Gene Simmons of the rock band Kiss has used the symbol in photoshoots, concerts and public appearances since 1974. He has stated in a television interviews that he was a Marvel comics fan, and was inspired by the Doctor Strange use of the symbol to use it himself in photoshoots. He later (by 1976 or earlier) had black gloves made that lacked index and pinky fingers so that even his raised open hand would emulate the ILY sign.

The ending pose of the popular K-pop song "Boy with Luv" by BTS also incorporates this sign with all the members turning around and raising their right hands in this sign.

Throughout the K-pop song "Fancy", the members of the girl group Twice do this gesture when dancing.

The ILY sign is also a part of the choreography for the song "CASE 143" by Stray Kids (with "143" as a code for "I love you").
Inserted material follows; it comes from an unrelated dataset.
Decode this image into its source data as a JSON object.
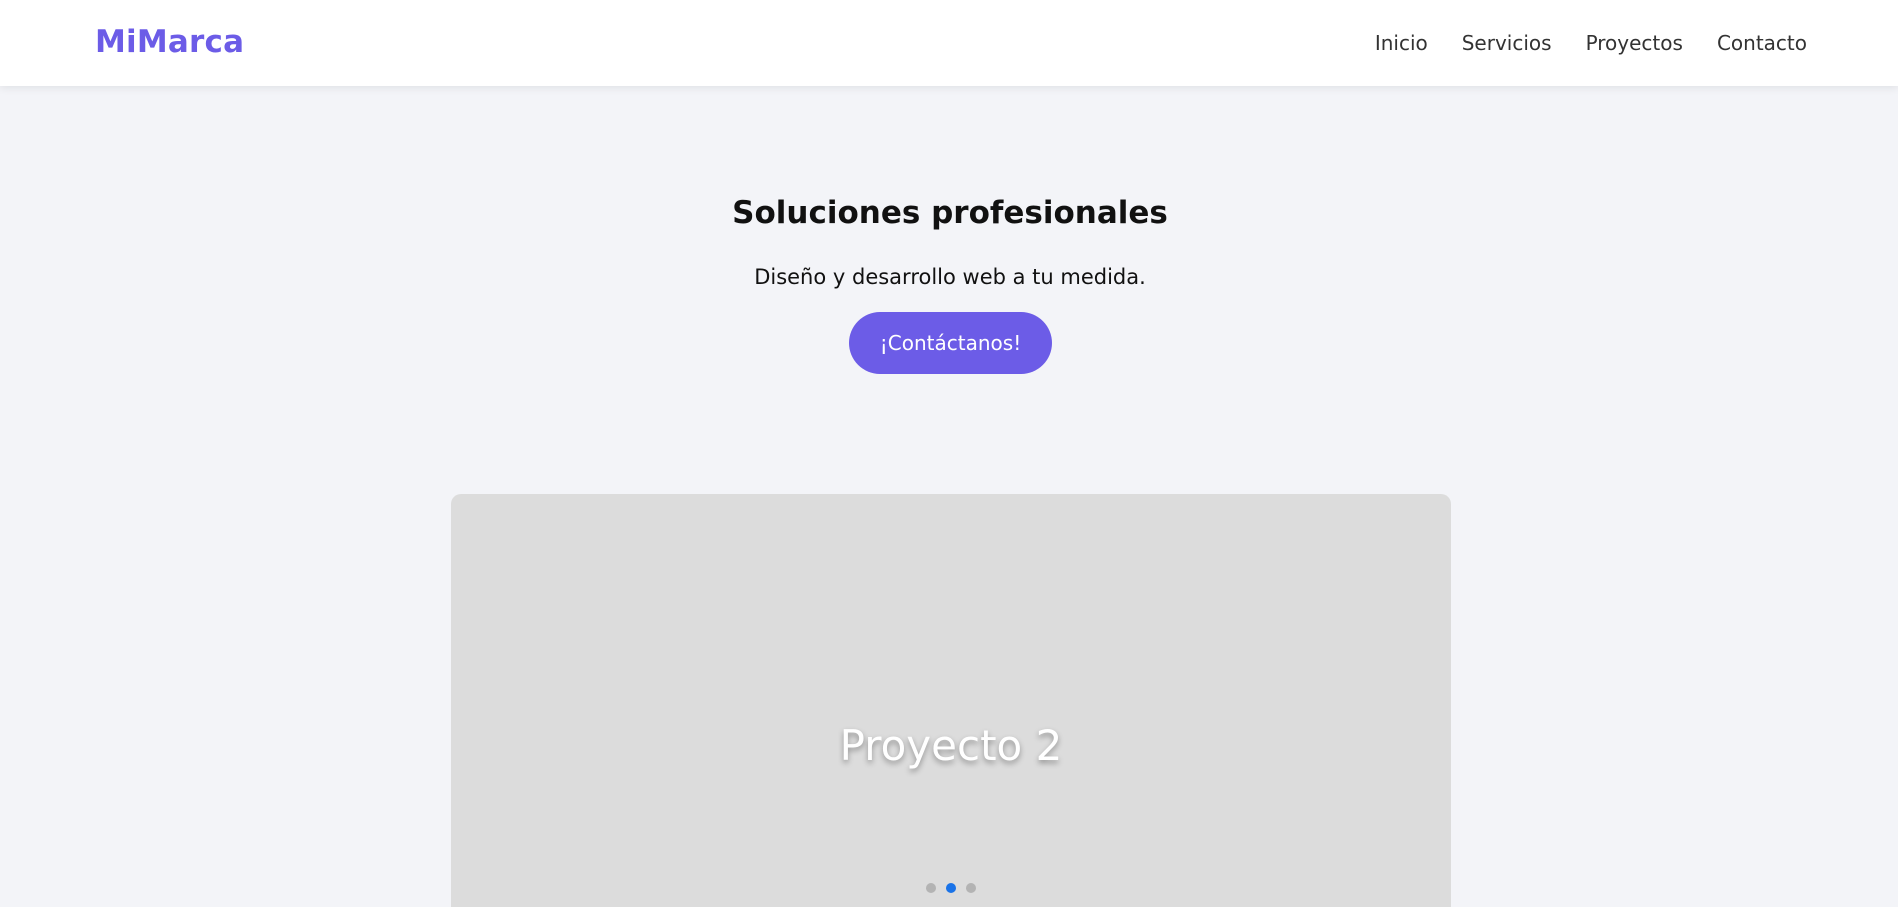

It's the title song of their EP MAXIDENT in which they are referencing love as a "maximum accident".

In 2025, Venezuelan footballer Reyes Barrios was arrested by ICE and deported to the Salvadoran Terrorism Confinement Center (CECOT) after DHS declared him to be a member of the gang Tren de Aragua. In filings, it came out that this classification was due to him having made the ILY sign in a social media post (which they declare to be a gang sign), as well as having a Real Madrid tattoo.